Dans une expérience plutôt originale, des ingénieurs du Massachusetts Institute of Technology (MIT) ont utilisé les nanotechnologies pour créer des « plants » d’épinards capables de déclencher l’envoi de courriels lorsqu’ils détectent des explosifs. Oui, vous avez bien lu, et on appelle ce domaine technologique la « nanobionique végétale ».
« Ces résultats démontrent la capacité des plantes vivantes de type sauvage à fonctionner comme des moniteurs chimiques des eaux souterraines et des dispositifs de communication avec l’électronique externe […] », écrivent les chercheurs dans leur document. À l’avenir, ils pensent que ces plantes pourraient fournir des informations et alerter sur la pollution ou le changement climatique.

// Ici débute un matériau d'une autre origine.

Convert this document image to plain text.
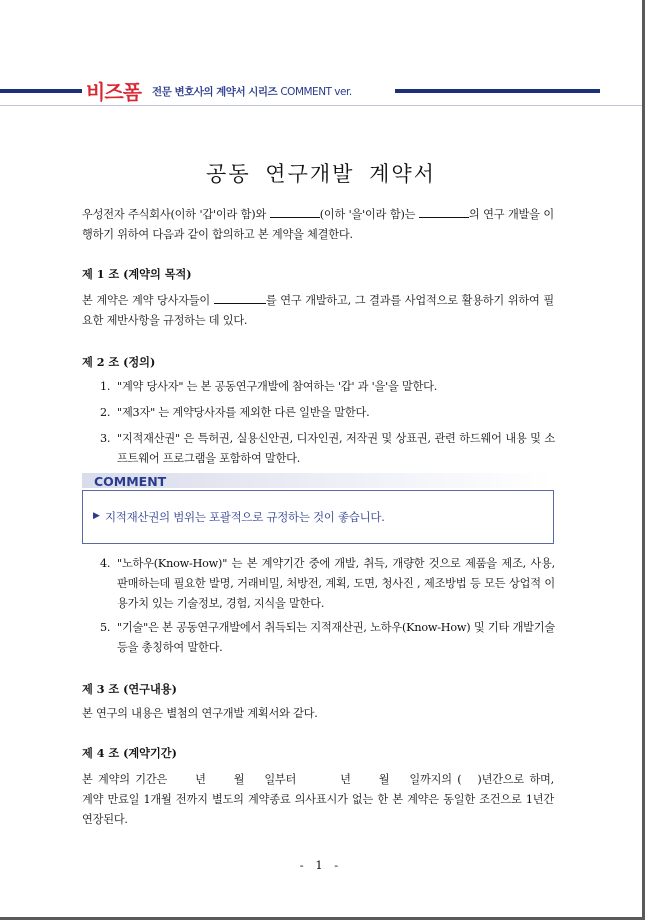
비즈폼 전문 변호사의 계약서 시리즈 COMMENT ver.
공동 연구개발 계약서
우성전자 주식회사(이하 '갑'이라 함)와	(이하 '을'이라 함)는	의 연구 개발을 이행하기 위하여 다음과 같이 합의하고 본 계약을 체결한다.
제 1 조 (계약의 목적)
본 계약은 계약 당사자들이	를 연구 개발하고, 그 결과를 사업적으로 활용하기 위하여 필요한 제반사항을 규정하는 데 있다.
제 2 조 (정의)
1. "계약 당사자" 는 본 공동연구개발에 참여하는 '갑' 과 '을'을 말한다.
2. "제3자" 는 계약당사자를 제외한 다른 일반을 말한다.
3. "지적재산권" 은 특허권, 실용신안권, 디자인권, 저작권 및 상표권, 관련 하드웨어 내용 및 소프트웨어 프로그램을 포함하여 말한다.
COMMENT
▶ 지적재산권의 범위는 포괄적으로 규정하는 것이 좋습니다.
4. "노하우(Know-How)" 는 본 계약기간 중에 개발, 취득, 개량한 것으로 제품을 제조, 사용, 판매하는데 필요한 발명, 거래비밀, 처방전, 계획, 도면, 청사진 , 제조방법 등 모든 상업적 이용가치 있는 기술정보, 경험, 지식을 말한다.
5. "기술"은 본 공동연구개발에서 취득되는 지적재산권, 노하우(Know-How) 및 기타 개발기술 등을 총칭하여 말한다.
제 3 조 (연구내용)
본 연구의 내용은 별첨의 연구개발 계획서와 같다.
제 4 조 (계약기간)
본 계약의 기간은	년	월 일부터	년	월 일까지의 ( )년간으로 하며, 계약 만료일 1개월 전까지 별도의 계약종료 의사표시가 없는 한 본 계약은 동일한 조건으로 1년간 연장된다.
- 1 -
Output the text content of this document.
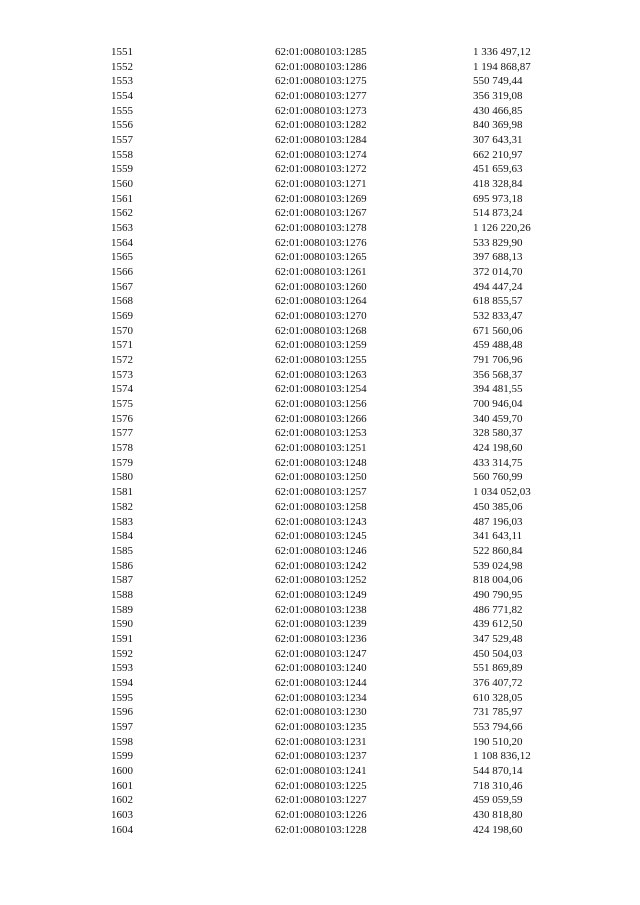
1551	62:01:0080103:1285	1 336 497,12
1552	62:01:0080103:1286	1 194 868,87
1553	62:01:0080103:1275	550 749,44
1554	62:01:0080103:1277	356 319,08
1555	62:01:0080103:1273	430 466,85
1556	62:01:0080103:1282	840 369,98
1557	62:01:0080103:1284	307 643,31
1558	62:01:0080103:1274	662 210,97
1559	62:01:0080103:1272	451 659,63
1560	62:01:0080103:1271	418 328,84
1561	62:01:0080103:1269	695 973,18
1562	62:01:0080103:1267	514 873,24
1563	62:01:0080103:1278	1 126 220,26
1564	62:01:0080103:1276	533 829,90
1565	62:01:0080103:1265	397 688,13
1566	62:01:0080103:1261	372 014,70
1567	62:01:0080103:1260	494 447,24
1568	62:01:0080103:1264	618 855,57
1569	62:01:0080103:1270	532 833,47
1570	62:01:0080103:1268	671 560,06
1571	62:01:0080103:1259	459 488,48
1572	62:01:0080103:1255	791 706,96
1573	62:01:0080103:1263	356 568,37
1574	62:01:0080103:1254	394 481,55
1575	62:01:0080103:1256	700 946,04
1576	62:01:0080103:1266	340 459,70
1577	62:01:0080103:1253	328 580,37
1578	62:01:0080103:1251	424 198,60
1579	62:01:0080103:1248	433 314,75
1580	62:01:0080103:1250	560 760,99
1581	62:01:0080103:1257	1 034 052,03
1582	62:01:0080103:1258	450 385,06
1583	62:01:0080103:1243	487 196,03
1584	62:01:0080103:1245	341 643,11
1585	62:01:0080103:1246	522 860,84
1586	62:01:0080103:1242	539 024,98
1587	62:01:0080103:1252	818 004,06
1588	62:01:0080103:1249	490 790,95
1589	62:01:0080103:1238	486 771,82
1590	62:01:0080103:1239	439 612,50
1591	62:01:0080103:1236	347 529,48
1592	62:01:0080103:1247	450 504,03
1593	62:01:0080103:1240	551 869,89
1594	62:01:0080103:1244	376 407,72
1595	62:01:0080103:1234	610 328,05
1596	62:01:0080103:1230	731 785,97
1597	62:01:0080103:1235	553 794,66
1598	62:01:0080103:1231	190 510,20
1599	62:01:0080103:1237	1 108 836,12
1600	62:01:0080103:1241	544 870,14
1601	62:01:0080103:1225	718 310,46
1602	62:01:0080103:1227	459 059,59
1603	62:01:0080103:1226	430 818,80
1604	62:01:0080103:1228	424 198,60
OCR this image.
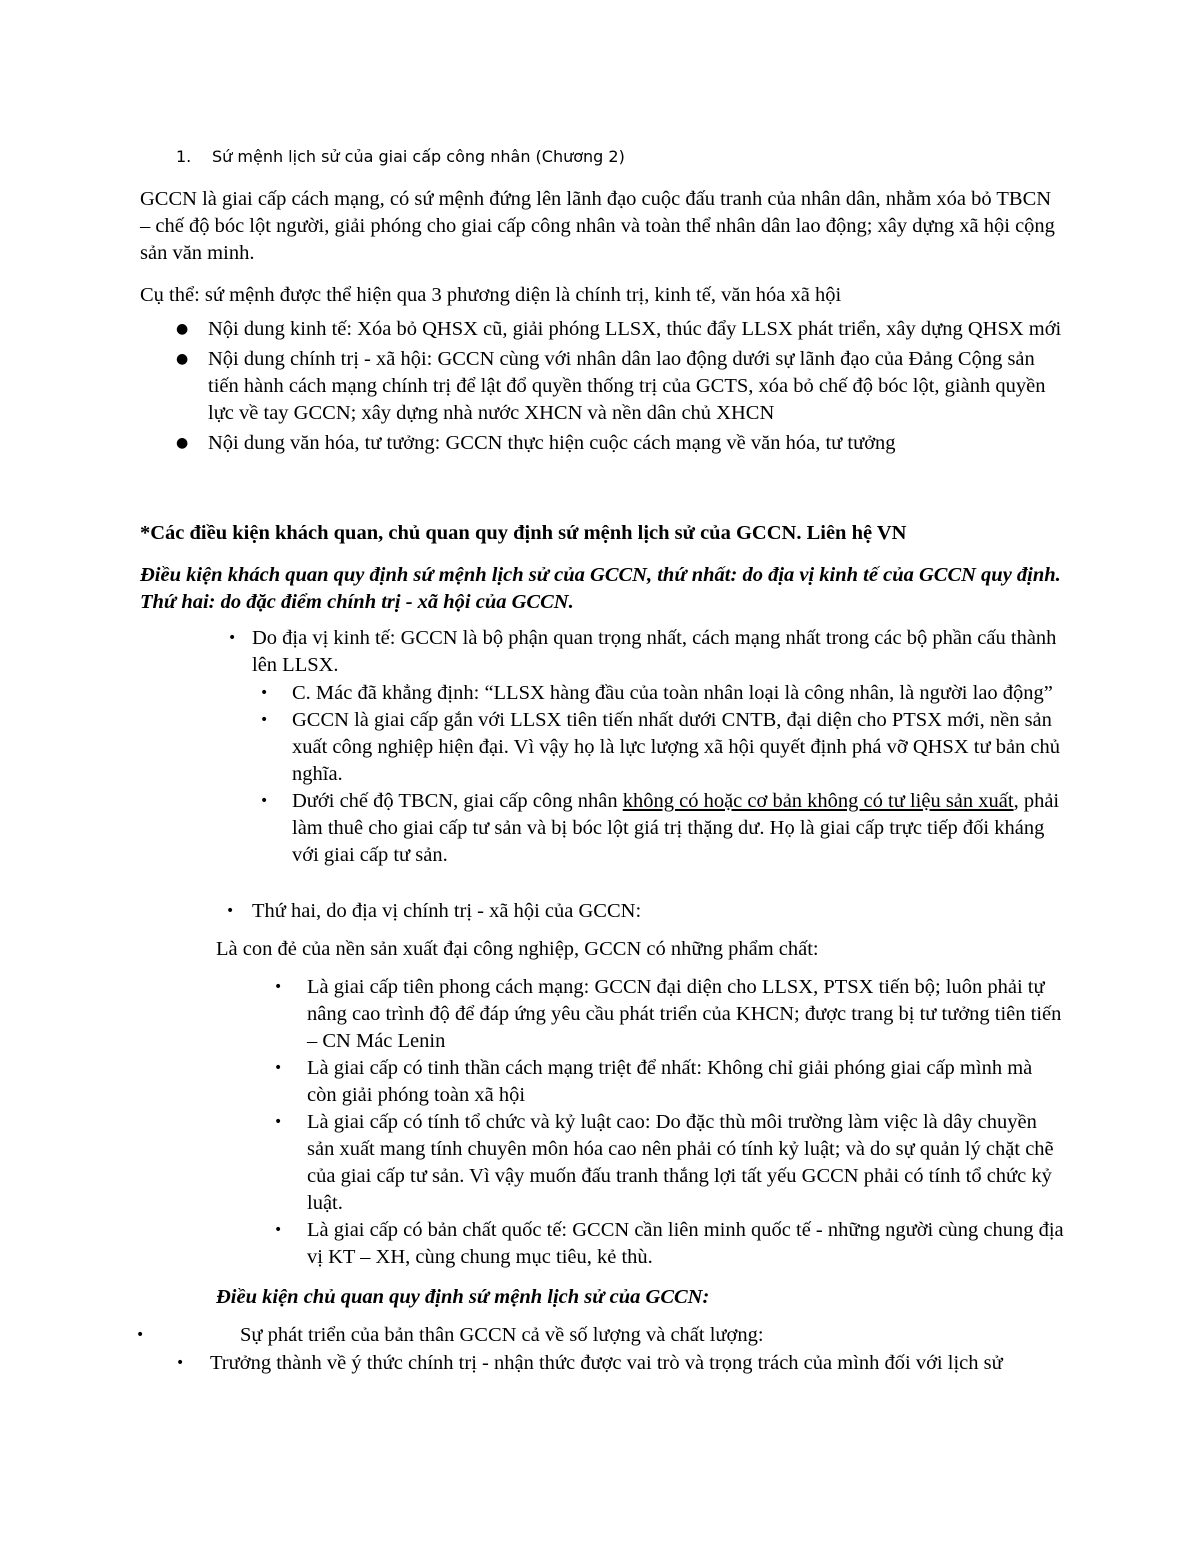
1. Sứ mệnh lịch sử của giai cấp công nhân (Chương 2)

GCCN là giai cấp cách mạng, có sứ mệnh đứng lên lãnh đạo cuộc đấu tranh của nhân dân, nhằm xóa bỏ TBCN – chế độ bóc lột người, giải phóng cho giai cấp công nhân và toàn thể nhân dân lao động; xây dựng xã hội cộng sản văn minh.

Cụ thể: sứ mệnh được thể hiện qua 3 phương diện là chính trị, kinh tế, văn hóa xã hội

● Nội dung kinh tế: Xóa bỏ QHSX cũ, giải phóng LLSX, thúc đẩy LLSX phát triển, xây dựng QHSX mới
● Nội dung chính trị - xã hội: GCCN cùng với nhân dân lao động dưới sự lãnh đạo của Đảng Cộng sản tiến hành cách mạng chính trị để lật đổ quyền thống trị của GCTS, xóa bỏ chế độ bóc lột, giành quyền lực về tay GCCN; xây dựng nhà nước XHCN và nền dân chủ XHCN
● Nội dung văn hóa, tư tưởng: GCCN thực hiện cuộc cách mạng về văn hóa, tư tưởng

*Các điều kiện khách quan, chủ quan quy định sứ mệnh lịch sử của GCCN. Liên hệ VN

Điều kiện khách quan quy định sứ mệnh lịch sử của GCCN, thứ nhất: do địa vị kinh tế của GCCN quy định. Thứ hai: do đặc điểm chính trị - xã hội của GCCN.

• Do địa vị kinh tế: GCCN là bộ phận quan trọng nhất, cách mạng nhất trong các bộ phần cấu thành lên LLSX.
• C. Mác đã khẳng định: “LLSX hàng đầu của toàn nhân loại là công nhân, là người lao động”
• GCCN là giai cấp gắn với LLSX tiên tiến nhất dưới CNTB, đại diện cho PTSX mới, nền sản xuất công nghiệp hiện đại. Vì vậy họ là lực lượng xã hội quyết định phá vỡ QHSX tư bản chủ nghĩa.
• Dưới chế độ TBCN, giai cấp công nhân không có hoặc cơ bản không có tư liệu sản xuất, phải làm thuê cho giai cấp tư sản và bị bóc lột giá trị thặng dư. Họ là giai cấp trực tiếp đối kháng với giai cấp tư sản.
• Thứ hai, do địa vị chính trị - xã hội của GCCN:

Là con đẻ của nền sản xuất đại công nghiệp, GCCN có những phẩm chất:

• Là giai cấp tiên phong cách mạng: GCCN đại diện cho LLSX, PTSX tiến bộ; luôn phải tự nâng cao trình độ để đáp ứng yêu cầu phát triển của KHCN; được trang bị tư tưởng tiên tiến – CN Mác Lenin
• Là giai cấp có tinh thần cách mạng triệt để nhất: Không chỉ giải phóng giai cấp mình mà còn giải phóng toàn xã hội
• Là giai cấp có tính tổ chức và kỷ luật cao: Do đặc thù môi trường làm việc là dây chuyền sản xuất mang tính chuyên môn hóa cao nên phải có tính kỷ luật; và do sự quản lý chặt chẽ của giai cấp tư sản. Vì vậy muốn đấu tranh thắng lợi tất yếu GCCN phải có tính tổ chức kỷ luật.
• Là giai cấp có bản chất quốc tế: GCCN cần liên minh quốc tế - những người cùng chung địa vị KT – XH, cùng chung mục tiêu, kẻ thù.

Điều kiện chủ quan quy định sứ mệnh lịch sử của GCCN:

•	Sự phát triển của bản thân GCCN cả về số lượng và chất lượng:
• Trưởng thành về ý thức chính trị - nhận thức được vai trò và trọng trách của mình đối với lịch sử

Comment font-elles pour envoyer un e-mail ? Bien entendu, elles n’envoient pas directement un e-mail, mais communiquent avec des dispositifs externes par leur simple réaction chimique aux différentes substances concernées. Plus précisément, ce sont des nanotubes de carbone, insérés dans leurs feuilles, qui émettent un signal fluorescent détectable par des caméras infrarouges. Lorsque les caméras détectent un changement, un simple appareil envoie un courriel aux chercheurs.
De précieux systèmes d’alerte
Les plantes nanotechnologiques ont été conçues pour que les nanotubes émettent un signal lorsqu’ils détectent des composés nitroaromatiques dans l’eau — que l’on trouve souvent dans les explosifs. Cette technologie n’est pas unique ni nouvelle : elle fait partie d’un domaine émergent dans lequel les composants électroniques fonctionnent dans ou avec les plantes, connu sous le nom de « nanobionique végétale ».
« C’est une nouvelle démonstration de la manière dont nous avons surmonté la barrière de communication entre les plantes et les humains », a déclaré le professeur Michael Strano, qui a dirigé les recherches. Les résultats ont été publiés dans la revue Nature Materials. « Les plantes sont de très bons chimistes analytiques. Elles ont un vaste réseau de racines dans le sol, prélèvent constamment des échantillons d’eau souterraine et ont un moyen d’auto-propulser le transport de cette eau jusqu’aux feuilles ». Strano pense que des systèmes similaires pourraient être utilisés à l’avenir pour donner des avertissements sur la pollution ou le changement climatique.
Dans une première version de l’expérience, Strano et son équipe ont utilisé des nanoparticules pour que les plantes détectent l’oxyde nitrique, un polluant. « Les plantes sont très sensibles à l’environnement. Elles savent qu’il va y avoir une sécheresse bien avant nous. […] Elles peuvent détecter de petits changements dans les propriétés du sol et le potentiel de l’eau. Si nous exploitons ces voies de signalisation chimique, il y a une mine d’informations à laquelle nous pouvons accéder », explique Strano.
« La nanobionique végétale vise à intégrer des fonctions non natives aux plantes en les reliant à des nanoparticules spécifiquement conçues », écrivent les chercheurs. Les épinards vivants (Spinacia oleracea) peuvent être modifiés pour servir de pré-concentrateurs et d’échantillonneurs automatiques d’analytes dans les eaux souterraines ambiantes, et de plateformes de communication infrarouge pouvant envoyer des informations à un smartphone ou tout autre système électronique.
Ici, les épinards ont été choisis spécifiquement en raison de leur abondance en fer et en azote, qui sont des éléments importants dans les composés agissant comme catalyseurs. Les chercheurs ont dû laver, presser et broyer les épinards pour en faire une poudre, les transformant de leur forme comestible en nanofeuilles adaptées au processus.